Chad Reid, a Correctional Officer at Lexington Assessment and Reception Center and a single parent said, “The furloughs are making it hard on me and my son. Because of the furloughs, I have to pick up shifts to cover the staff and I may go two or three days without seeing my son. Plus, I have to pay additional day care costs and that takes money away from us for other things.”
“When my husband and I set our budget, we set it at a point of what we both made, but now with the furloughs our income has decreased by about 10 percent and we have to figure out what we can live without,” Correctional Officer IV at Lexington, Teresa Mathews said. “When we have had shortages of staff in the past my family has suffered tremendous crisis and I see that happening again.”
“These furloughs are not only hitting the uniformed staff at the department,” said Zearley. “We have non-uniformed staff, such as case managers and unit managers, that are also being affected by taking the furlough days and picking up the slack when officers are required to take time off. I want the public to know that it is an increased burden on all employees of the department.”

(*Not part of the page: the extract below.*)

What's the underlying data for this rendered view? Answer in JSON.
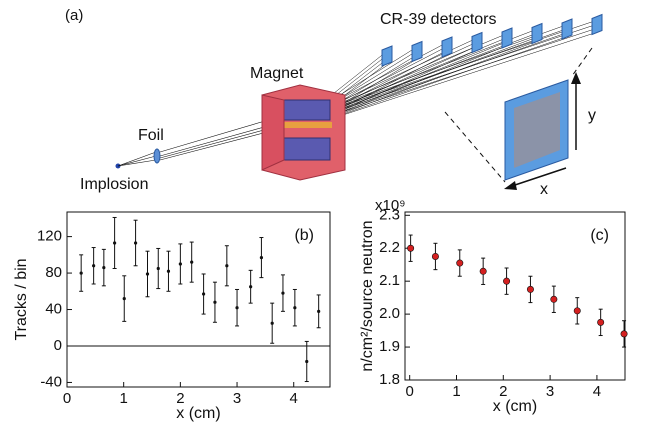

“OPEA has heard from correctional officers across the state that they are facing financial hardships, not buying groceries, or not having the money to buy gas to get to work,” Zearley concluded. “This is unconscionable. The department needs to stop the furloughs now and the new legislative leadership must agree to provide a supplemental appropriation to cover the shortage of funds.”
Oklahoma Public Employees Association (www.opea.org) is a non-profit labor organization that has represented the interests of state employees at the Capitol in Oklahoma since 1975.